West Africa's Sahel region in times of rupture and shifting global political orders

CAS, in partnership with the Danish Institute for International Studies (DIIS), will host a seminar discussing the dynamics of recent political changes in West Africa.  

West Africa has recently witnessed a number of military coups and uprisings. Since 2020, new military leaders have overthrown the presidents of Mali (August 2020 and May 2021), Guinea (September 2021), and Burkina Faso (January and September 2022). In Burkina Faso and Mali, the inability of the former regimes to deal with spiraling insecurity and a growing jihadist insurgency have been important drivers of democratic unrest. While insecurity has been deepening and spreading after over a decade of western-led military and civilian operations to counter terrorism and instability in Mali and the broader Sahel, still more West African countries are renewing ties with Russia. While often portrayed by policy makers and Western media as an unfavorable ‘coup epidemic’ in a renewed ‘scramble for Africa’ in the wake of the Russian invasion of Ukraine, the series of coup d’états are expressions of public protest and a call for an anticolonial and less western dominated global order. These political changes occur simultaneously with growing regional insecurity where armed state and non-state actors are escalating violence with severe human consequences including killings of civilians and forced migration. The recurrent Sahelian security challenges continue to be nourished by ongoing militant jihadists struggle, weapons proliferation, drug and human smuggling in the Sahel and in the Maghreb.

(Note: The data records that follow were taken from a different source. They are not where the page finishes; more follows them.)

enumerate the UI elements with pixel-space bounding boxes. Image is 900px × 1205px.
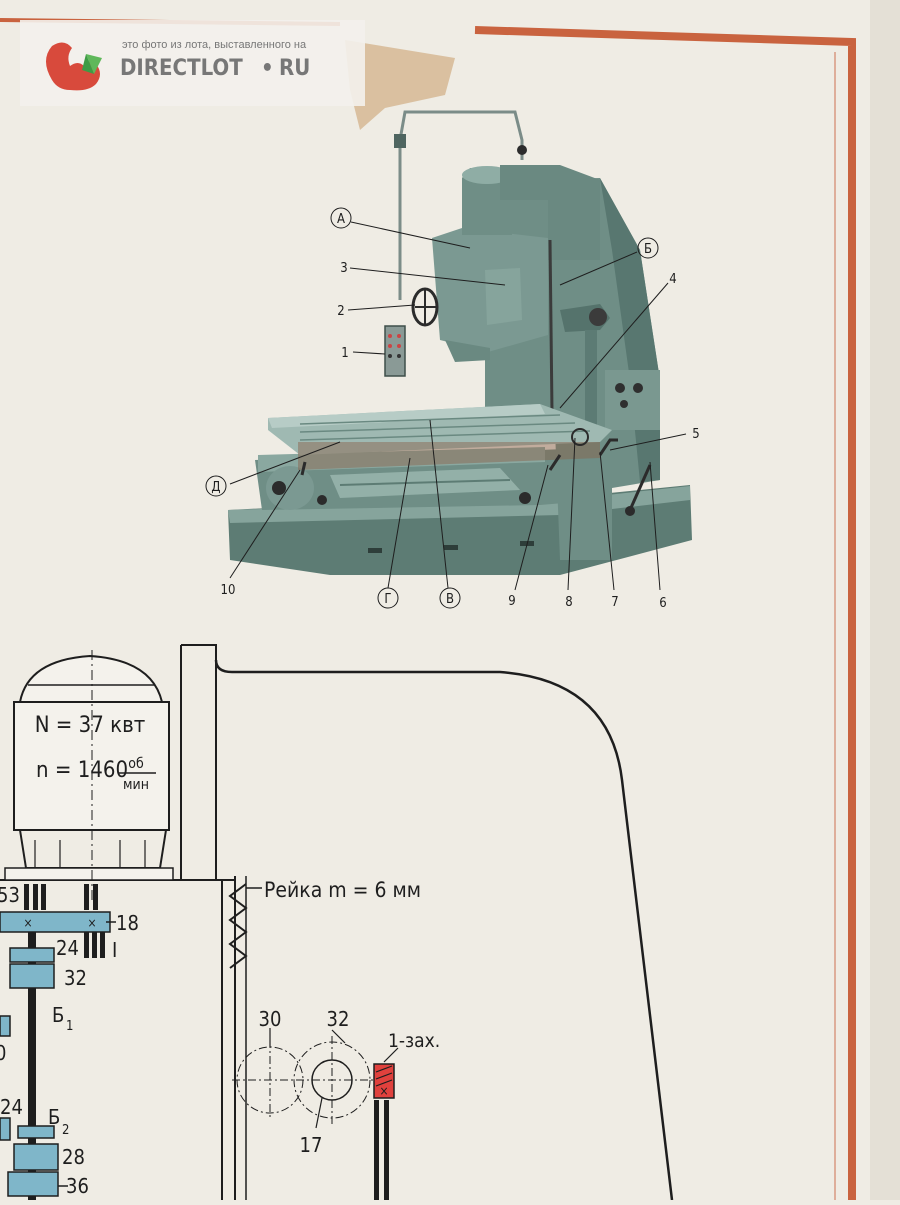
motor-speed-unit-top: об xyxy=(128,756,144,772)
shaft-label-b2-sub: 2 xyxy=(62,1123,69,1138)
callout-G: Г xyxy=(384,592,391,607)
pitch-circle-gears xyxy=(232,1028,375,1129)
callout-circle-G xyxy=(377,587,399,609)
motor-speed-unit-bottom: мин xyxy=(123,777,149,793)
callout-A: А xyxy=(337,212,345,227)
torn-paper-patch xyxy=(345,40,455,130)
gear-32 xyxy=(9,963,55,989)
rack-label: Рейка m = 6 мм xyxy=(264,878,421,902)
callout-10: 10 xyxy=(221,583,236,598)
gear-label-36: 36 xyxy=(66,1174,89,1198)
callout-9: 9 xyxy=(508,594,515,609)
shaft-label-I: I xyxy=(112,938,117,962)
callout-circle-V xyxy=(439,587,461,609)
shaft-label-b1: Б xyxy=(52,1003,64,1027)
gear-label-32a: 32 xyxy=(64,966,87,990)
gear-36 xyxy=(7,1171,59,1197)
gear-label-0: 0 xyxy=(0,1041,6,1065)
gear-label-30: 30 xyxy=(259,1007,282,1031)
watermark-logo xyxy=(20,20,365,106)
callout-6: 6 xyxy=(659,596,666,611)
kinematic-scheme: N = 37 квт n = 1460 об мин Рейка m = 6 м… xyxy=(0,644,674,1201)
watermark-caption: это фото из лота, выставленного на xyxy=(122,39,307,51)
callout-circle-A xyxy=(330,207,352,229)
gear-label-17: 17 xyxy=(300,1133,323,1157)
svg-text:•: • xyxy=(261,56,274,81)
gear-label-18: 18 xyxy=(116,911,139,935)
shaft-label-b1-sub: 1 xyxy=(66,1019,73,1034)
gear-label-32b: 32 xyxy=(327,1007,350,1031)
callout-D: Д xyxy=(211,480,220,495)
callout-circle-B xyxy=(637,237,659,259)
watermark-brand: DIRECTLOT xyxy=(120,56,243,81)
gear-b2 xyxy=(17,1125,55,1139)
callout-1: 1 xyxy=(341,346,348,361)
gear-label-24b: 24 xyxy=(0,1095,23,1119)
gear-label-28: 28 xyxy=(62,1145,85,1169)
callout-3: 3 xyxy=(340,261,347,276)
gear-28 xyxy=(13,1143,59,1171)
pendant-control-box xyxy=(384,325,406,377)
callout-V: В xyxy=(446,592,454,607)
worm-gear: × xyxy=(373,1047,399,1200)
milling-machine-illustration xyxy=(228,110,692,575)
motor-power: N = 37 квт xyxy=(35,713,146,738)
gear-label-24a: 24 xyxy=(56,936,79,960)
svg-text:×: × xyxy=(87,916,96,930)
motor-block xyxy=(4,650,174,900)
worm-label: 1-зах. xyxy=(388,1030,440,1052)
shaft-label-b2: Б xyxy=(48,1105,60,1129)
callout-7: 7 xyxy=(611,595,618,610)
callout-2: 2 xyxy=(337,304,344,319)
motor-speed: n = 1460 xyxy=(36,758,128,783)
callout-4: 4 xyxy=(669,272,676,287)
callout-leaders xyxy=(229,221,687,591)
watermark-domain: RU xyxy=(279,56,310,81)
svg-text:×: × xyxy=(379,1084,388,1098)
squirrel-logo-icon xyxy=(46,42,102,91)
callout-B: Б xyxy=(644,242,652,257)
callout-circle-D xyxy=(205,475,227,497)
gear-label-53: 53 xyxy=(0,883,20,907)
svg-text:×: × xyxy=(23,916,32,930)
callout-8: 8 xyxy=(565,595,572,610)
callout-5: 5 xyxy=(692,427,699,442)
gear-train xyxy=(0,911,111,1197)
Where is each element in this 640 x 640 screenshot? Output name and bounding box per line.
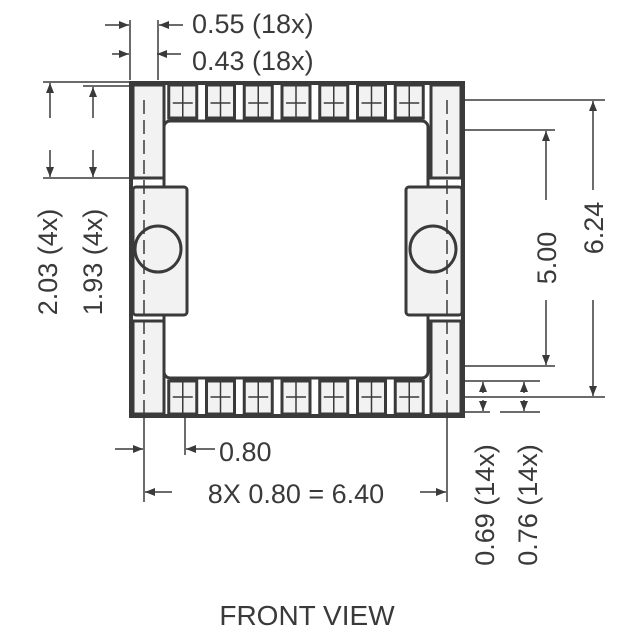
dim-corner-length-outer: 2.03 (4x) (33, 209, 63, 316)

To better understand these volatile dynamics and their geographical dimensions, this seminar organized by Centre of African Studies (University of Copenhagen) and the Danish Institute for International Studies brings together prominent speakers to discuss these important developments from global, regional and national perspectives.

Credit: Michele Cattani/AFP/Ritzau Scanpix                           Credit: Michele Cattani/AFP/Ritzau Scanpix

Programme:

15.15-15.30: Welcome and Opening remarks:

Karen Lauterbach, CAS and Signe Marie Cold-Ravnkilde, DIIS

15.30-15:50: West Africa’s Politics of Coups and the Role of Regional Actors

Speaker: Kamissa Camara, University of Oxford

Kamissa Camara is a PhD candidate at the Department of Politics and International Relations at the University of Oxford. Her research focuses on the regional and international responses to African military coups. Before joining Oxford University, Camara served as Mali's Foreign Minister, Chief of Staff to the President and prior to these roles, she held several leadership positions with Washington-based organizations. 

15.50-16.10: Changing political orders: The relationship between Mali and France

Speaker: Gabriella Körling, Swedish Defence Research Agency (FOI)

Gabriella Körling holds a PhD in cultural anthropology. Her research has explored the different facets of state-society relations through a focus on infrastructure, urban development and public service provision mainly in Niger. She is currently working as an analyst at the Swedish Defense Research Agency (FOI) where she focuses on political and security developments in the Sahel.

16.10-16.30: The crime-terror nexus in Sahel borderlands  

Speaker: Promise Frank Ejiofor, University of Cambridge

Promise Frank Ejiofor is a doctoral student in Development Studies at the University of Cambridge, where he is a Gates Cambridge Scholar. Holding an MPhil in Social Anthropology from Trinity College, University of Cambridge, and an MA in Political Science from Central European University (CEU), his research interests lie at the intersection of nationalism, citizenship, ethnic politics, and international security with a focus on Africa.

16.30-16.50: Religious movements and Radicalization in the Sahel

Speaker: Bulama Bukarti, Tony Blair Institute for Global Change and Bridgeway Foundation

Bulama Bukarti is a Nigerian analyst and researcher specializing in conflict and security issues in Africa, particularly in the Sahel region. Currently a Senior Fellow at the Tony Blair Institute for Global Change and the Vice President of Programs at the Bridgeway Foundation, he focuses on tracking and analyzing the activities of violent extremist groups such as Boko Haram and the Islamic State in West Africa. Bukarti is also a frequent commentator on Nigerian and African security issues in international media outlets.

16.50-17.10: Discussants

Eric Komlavi, RUC, Signe Marie Cold-Ravnkilde, DIIS

17.10-17.30: Final discussion, questions from the audience

17.30-18.30: Reception

 

The seminar will be chaired by Karen Lauterbach (CAS).